Confuse Insects, Weeds With Stacked Rotations

Dwayne Beck, manager of Dakota Lakes Research Farm, says stacked rotations mimic nature.

Should you try a stacked rotation? A stacked rotation is where crops, or crops within the same crop type, are grown in succession (normally twice) followed by a long break. Wheat-Wheat-Corn-Corn-Soybeans-Soybeans or Barley-Wheat-Pea-Canola are examples.

Stacked rotations are the way plants sequence in nature, says Dwayne Beck, manager of Dakota Lakes Research Farm.

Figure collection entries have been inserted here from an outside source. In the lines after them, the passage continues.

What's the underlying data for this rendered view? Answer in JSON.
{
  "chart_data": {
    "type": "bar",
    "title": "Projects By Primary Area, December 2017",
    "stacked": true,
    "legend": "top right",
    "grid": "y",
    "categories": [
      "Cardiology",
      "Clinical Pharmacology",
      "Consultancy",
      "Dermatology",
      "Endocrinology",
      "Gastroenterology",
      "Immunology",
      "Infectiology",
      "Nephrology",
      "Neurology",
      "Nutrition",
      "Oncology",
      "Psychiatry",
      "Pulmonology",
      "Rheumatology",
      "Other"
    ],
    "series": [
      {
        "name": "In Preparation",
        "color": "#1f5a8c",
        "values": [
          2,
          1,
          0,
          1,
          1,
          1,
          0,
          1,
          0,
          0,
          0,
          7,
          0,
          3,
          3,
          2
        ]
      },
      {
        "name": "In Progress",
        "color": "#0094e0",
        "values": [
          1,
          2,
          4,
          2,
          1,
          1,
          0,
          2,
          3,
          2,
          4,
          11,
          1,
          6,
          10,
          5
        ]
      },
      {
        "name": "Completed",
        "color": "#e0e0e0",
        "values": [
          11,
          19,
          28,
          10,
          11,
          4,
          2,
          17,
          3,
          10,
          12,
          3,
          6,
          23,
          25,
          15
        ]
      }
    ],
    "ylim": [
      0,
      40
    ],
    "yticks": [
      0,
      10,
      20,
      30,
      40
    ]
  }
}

"A species dominates a space for a period of time and is succeeded by another species. Eventually (after many such successions) the original species will again occupy the space. The time frame for these 'rotations' is much longer than the one usually considered in annual crop production, but the principles are the same," Beck says.

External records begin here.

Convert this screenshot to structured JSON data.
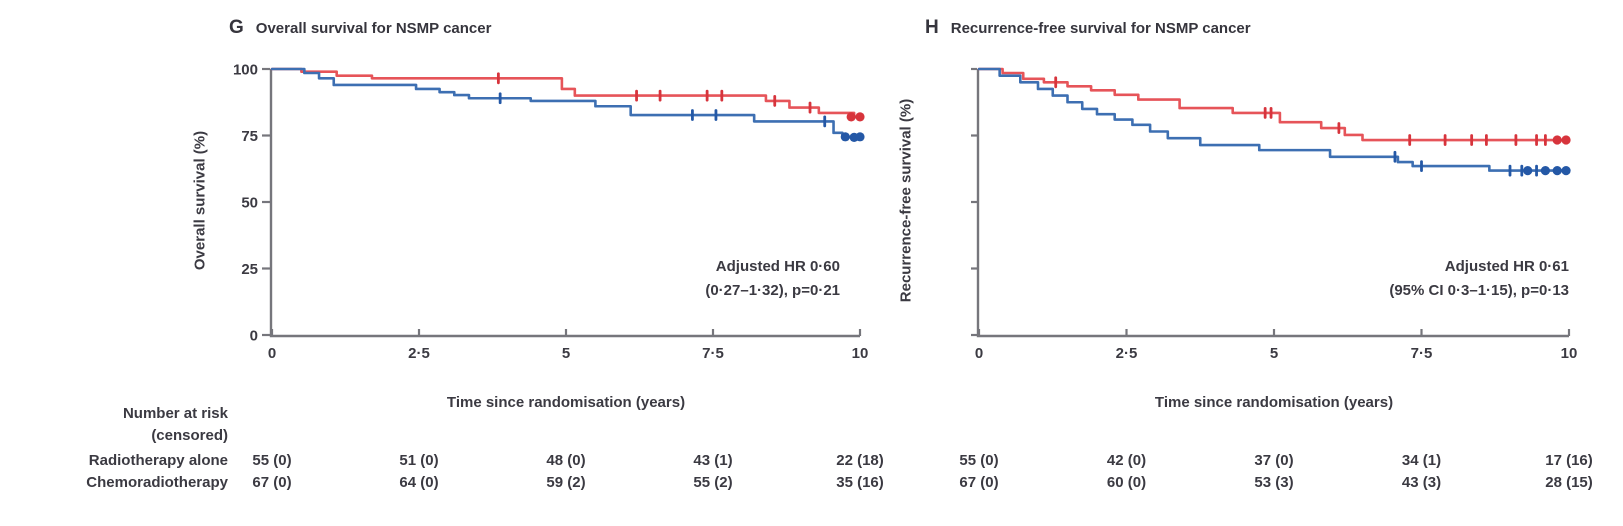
{
  "figure": {
    "xlabel": "Time since randomisation (years)",
    "risk_header_line1": "Number at risk",
    "risk_header_line2": "(censored)",
    "risk_rows": [
      "Radiotherapy alone",
      "Chemoradiotherapy"
    ]
  },
  "colors": {
    "red": "#e65459",
    "red_dark": "#d7343c",
    "blue": "#3d6fb2",
    "blue_dark": "#2458a6",
    "axis": "#76767c",
    "text": "#3b3a42"
  },
  "chart_data": [
    {
      "type": "line",
      "panel_letter": "G",
      "title": "Overall survival for NSMP cancer",
      "ylabel": "Overall survival (%)",
      "xlabel": "Time since randomisation (years)",
      "xlim": [
        0,
        10
      ],
      "ylim": [
        0,
        100
      ],
      "grid": false,
      "xticks": [
        {
          "v": 0,
          "label": "0"
        },
        {
          "v": 2.5,
          "label": "2·5"
        },
        {
          "v": 5,
          "label": "5"
        },
        {
          "v": 7.5,
          "label": "7·5"
        },
        {
          "v": 10,
          "label": "10"
        }
      ],
      "yticks": [
        {
          "v": 100,
          "label": "100"
        },
        {
          "v": 75,
          "label": "75"
        },
        {
          "v": 50,
          "label": "50"
        },
        {
          "v": 25,
          "label": "25"
        },
        {
          "v": 0,
          "label": "0"
        }
      ],
      "show_ytick_labels": true,
      "annotation": [
        "Adjusted HR 0·60",
        "(0·27–1·32), p=0·21"
      ],
      "series": [
        {
          "name": "Radiotherapy alone",
          "color": "red",
          "points": [
            [
              0,
              100
            ],
            [
              0.5,
              99
            ],
            [
              1.1,
              97.5
            ],
            [
              1.7,
              96.5
            ],
            [
              4.93,
              92.5
            ],
            [
              5.15,
              90
            ],
            [
              8.4,
              88
            ],
            [
              8.8,
              85.5
            ],
            [
              9.3,
              83.5
            ],
            [
              9.9,
              82
            ],
            [
              10,
              82
            ]
          ],
          "censors": [
            [
              3.85,
              96.5
            ],
            [
              6.2,
              90
            ],
            [
              6.6,
              90
            ],
            [
              7.4,
              90
            ],
            [
              7.65,
              90
            ],
            [
              8.55,
              88
            ],
            [
              9.15,
              85.5
            ]
          ],
          "end_dots": [
            [
              9.85,
              82
            ],
            [
              10,
              82
            ]
          ]
        },
        {
          "name": "Chemoradiotherapy",
          "color": "blue",
          "points": [
            [
              0,
              100
            ],
            [
              0.55,
              98.5
            ],
            [
              0.8,
              96.5
            ],
            [
              1.05,
              94
            ],
            [
              2.45,
              92.5
            ],
            [
              2.85,
              91.3
            ],
            [
              3.1,
              90.2
            ],
            [
              3.35,
              89
            ],
            [
              4.4,
              88
            ],
            [
              5.5,
              86
            ],
            [
              6.1,
              82.7
            ],
            [
              8.2,
              80.3
            ],
            [
              9.55,
              76
            ],
            [
              9.7,
              74.5
            ],
            [
              10,
              74.5
            ]
          ],
          "censors": [
            [
              3.88,
              89
            ],
            [
              7.15,
              82.7
            ],
            [
              7.55,
              82.7
            ],
            [
              9.4,
              80.3
            ]
          ],
          "end_dots": [
            [
              9.75,
              74.5
            ],
            [
              9.9,
              74.3
            ],
            [
              10,
              74.5
            ]
          ]
        }
      ],
      "at_risk": [
        [
          "55 (0)",
          "51 (0)",
          "48 (0)",
          "43 (1)",
          "22 (18)"
        ],
        [
          "67 (0)",
          "64 (0)",
          "59 (2)",
          "55 (2)",
          "35 (16)"
        ]
      ]
    },
    {
      "type": "line",
      "panel_letter": "H",
      "title": "Recurrence-free survival for NSMP cancer",
      "ylabel": "Recurrence-free survival (%)",
      "xlabel": "Time since randomisation (years)",
      "xlim": [
        0,
        10
      ],
      "ylim": [
        0,
        100
      ],
      "grid": false,
      "xticks": [
        {
          "v": 0,
          "label": "0"
        },
        {
          "v": 2.5,
          "label": "2·5"
        },
        {
          "v": 5,
          "label": "5"
        },
        {
          "v": 7.5,
          "label": "7·5"
        },
        {
          "v": 10,
          "label": "10"
        }
      ],
      "yticks": [
        {
          "v": 100,
          "label": "100"
        },
        {
          "v": 75,
          "label": "75"
        },
        {
          "v": 50,
          "label": "50"
        },
        {
          "v": 25,
          "label": "25"
        },
        {
          "v": 0,
          "label": "0"
        }
      ],
      "show_ytick_labels": false,
      "annotation": [
        "Adjusted HR 0·61",
        "(95% CI 0·3–1·15), p=0·13"
      ],
      "series": [
        {
          "name": "Radiotherapy alone",
          "color": "red",
          "points": [
            [
              0,
              100
            ],
            [
              0.4,
              98.5
            ],
            [
              0.75,
              96.3
            ],
            [
              1.1,
              95
            ],
            [
              1.5,
              93.5
            ],
            [
              1.9,
              92
            ],
            [
              2.3,
              90.3
            ],
            [
              2.7,
              88.5
            ],
            [
              3.4,
              85.3
            ],
            [
              4.3,
              83.5
            ],
            [
              5.1,
              80
            ],
            [
              5.8,
              77.8
            ],
            [
              6.2,
              75.2
            ],
            [
              6.5,
              73.3
            ],
            [
              10,
              73.3
            ]
          ],
          "censors": [
            [
              1.3,
              95
            ],
            [
              4.85,
              83.5
            ],
            [
              4.95,
              83.5
            ],
            [
              6.1,
              77.8
            ],
            [
              7.3,
              73.3
            ],
            [
              7.9,
              73.3
            ],
            [
              8.35,
              73.3
            ],
            [
              8.6,
              73.3
            ],
            [
              9.1,
              73.3
            ],
            [
              9.45,
              73.3
            ],
            [
              9.6,
              73.3
            ]
          ],
          "end_dots": [
            [
              9.8,
              73.3
            ],
            [
              9.95,
              73.3
            ]
          ]
        },
        {
          "name": "Chemoradiotherapy",
          "color": "blue",
          "points": [
            [
              0,
              100
            ],
            [
              0.35,
              97.5
            ],
            [
              0.7,
              95
            ],
            [
              1.0,
              92.5
            ],
            [
              1.25,
              90
            ],
            [
              1.5,
              87.5
            ],
            [
              1.75,
              85
            ],
            [
              2.0,
              83
            ],
            [
              2.3,
              81
            ],
            [
              2.6,
              79
            ],
            [
              2.9,
              76.5
            ],
            [
              3.2,
              74
            ],
            [
              3.75,
              71.4
            ],
            [
              4.75,
              69.5
            ],
            [
              5.95,
              67
            ],
            [
              7.1,
              65
            ],
            [
              7.35,
              63.5
            ],
            [
              8.65,
              61.8
            ],
            [
              10,
              61.8
            ]
          ],
          "censors": [
            [
              7.05,
              67
            ],
            [
              7.5,
              63.5
            ],
            [
              9.0,
              61.8
            ],
            [
              9.2,
              61.8
            ],
            [
              9.45,
              61.8
            ]
          ],
          "end_dots": [
            [
              9.3,
              61.8
            ],
            [
              9.6,
              61.8
            ],
            [
              9.8,
              61.8
            ],
            [
              9.95,
              61.8
            ]
          ]
        }
      ],
      "at_risk": [
        [
          "55 (0)",
          "42 (0)",
          "37 (0)",
          "34 (1)",
          "17 (16)"
        ],
        [
          "67 (0)",
          "60 (0)",
          "53 (3)",
          "43 (3)",
          "28 (15)"
        ]
      ]
    }
  ]
}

Confuse Insects, Weeds With Stacked Rotations

"Humans tend to operate in a different time frame than other species. Days, hours and years have a totally different meaning to a bacteria or fungi than they do to a tree. Some species have very fast growth curves, once they are given the opportunity, while others take a long time to build population. Each species has a 'survival strategy' designed to increase the chances that it will continue to exist," he says.

In the stacked Wheat-Wheat-Corn-Corn-Soybean-Soybean rotation, the sequence for corn and the interval between corn crops is unpredictable in the time frame of an insect or weeds, even though it looks very predictable to humans, Beck says.